Dieser Film ist ein wichtiger Beitrag zur Situation vor allem der sozialen Netzwerke, der ganz klar die Gefahren aufzeigt, die entstehen können, wenn man sich allzu leichtgläubig in die Hände irgendwelcher Unternehmen begibt, und sich nicht weiter darum kümmert, was die mit unseren Daten machen. Eggers' Buch zeigt die Welt noch dramatischer auf, was auch den großen Erfolg seines Werkes ausmacht. Der Film hängt da etwas hinterher und geht zu wenig in die Tiefe. Vielleicht wären etwas mehr als 110 Minuten gut gewesen, um etwas tiefer in der hier gezeigten Blümchenwelt zu graben.

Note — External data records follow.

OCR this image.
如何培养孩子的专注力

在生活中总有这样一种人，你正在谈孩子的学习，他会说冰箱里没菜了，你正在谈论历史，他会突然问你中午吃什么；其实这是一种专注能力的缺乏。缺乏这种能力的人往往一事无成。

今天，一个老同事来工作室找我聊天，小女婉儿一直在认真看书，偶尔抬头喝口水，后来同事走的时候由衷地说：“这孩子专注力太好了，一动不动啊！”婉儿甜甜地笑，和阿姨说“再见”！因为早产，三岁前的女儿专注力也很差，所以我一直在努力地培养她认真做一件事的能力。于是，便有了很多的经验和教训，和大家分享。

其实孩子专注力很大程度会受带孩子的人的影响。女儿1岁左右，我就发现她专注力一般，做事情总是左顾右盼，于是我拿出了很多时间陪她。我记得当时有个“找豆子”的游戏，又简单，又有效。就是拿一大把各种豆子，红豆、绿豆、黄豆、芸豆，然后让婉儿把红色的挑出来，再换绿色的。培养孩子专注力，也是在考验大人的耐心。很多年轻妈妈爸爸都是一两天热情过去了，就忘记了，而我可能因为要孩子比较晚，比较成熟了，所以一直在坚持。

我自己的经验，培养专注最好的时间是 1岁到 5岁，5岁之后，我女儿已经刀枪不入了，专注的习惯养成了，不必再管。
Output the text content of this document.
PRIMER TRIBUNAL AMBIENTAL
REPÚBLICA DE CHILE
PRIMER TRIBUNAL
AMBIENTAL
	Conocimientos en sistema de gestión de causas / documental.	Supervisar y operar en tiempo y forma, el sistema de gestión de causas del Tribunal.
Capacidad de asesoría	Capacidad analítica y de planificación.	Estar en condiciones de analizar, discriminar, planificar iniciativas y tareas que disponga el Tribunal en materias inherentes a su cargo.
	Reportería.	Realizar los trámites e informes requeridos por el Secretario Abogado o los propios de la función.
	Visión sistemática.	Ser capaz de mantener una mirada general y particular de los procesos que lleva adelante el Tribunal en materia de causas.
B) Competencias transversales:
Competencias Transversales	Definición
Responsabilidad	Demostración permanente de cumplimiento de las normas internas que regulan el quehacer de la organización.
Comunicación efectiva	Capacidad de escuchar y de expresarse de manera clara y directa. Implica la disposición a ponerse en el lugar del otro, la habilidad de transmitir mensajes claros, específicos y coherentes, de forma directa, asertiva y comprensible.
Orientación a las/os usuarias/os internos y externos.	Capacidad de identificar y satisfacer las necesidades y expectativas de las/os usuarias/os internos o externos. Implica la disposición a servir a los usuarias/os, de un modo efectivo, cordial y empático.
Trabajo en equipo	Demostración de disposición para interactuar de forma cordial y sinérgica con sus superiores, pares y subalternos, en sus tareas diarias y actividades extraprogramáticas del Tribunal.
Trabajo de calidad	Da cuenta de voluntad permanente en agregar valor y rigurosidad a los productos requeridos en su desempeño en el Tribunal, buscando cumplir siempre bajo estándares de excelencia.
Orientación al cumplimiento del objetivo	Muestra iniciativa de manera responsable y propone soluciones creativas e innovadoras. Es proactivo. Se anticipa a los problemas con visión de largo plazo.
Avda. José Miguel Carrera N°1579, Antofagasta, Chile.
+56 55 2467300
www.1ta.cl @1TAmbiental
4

Schade nur, dass "The Circle" an den Kinokassen aufgrund seiner Konkurrenz aus dem leichten Fach eher stiefmütterlich behandelt und kaum gesehen wurde. Bleibt zu hoffen, dass ihm deutlich mehr Zuschauer im Heimkino beschert sein werden, denn diesem Thema kann sich niemand mehr entziehen, der das Internet nutzt.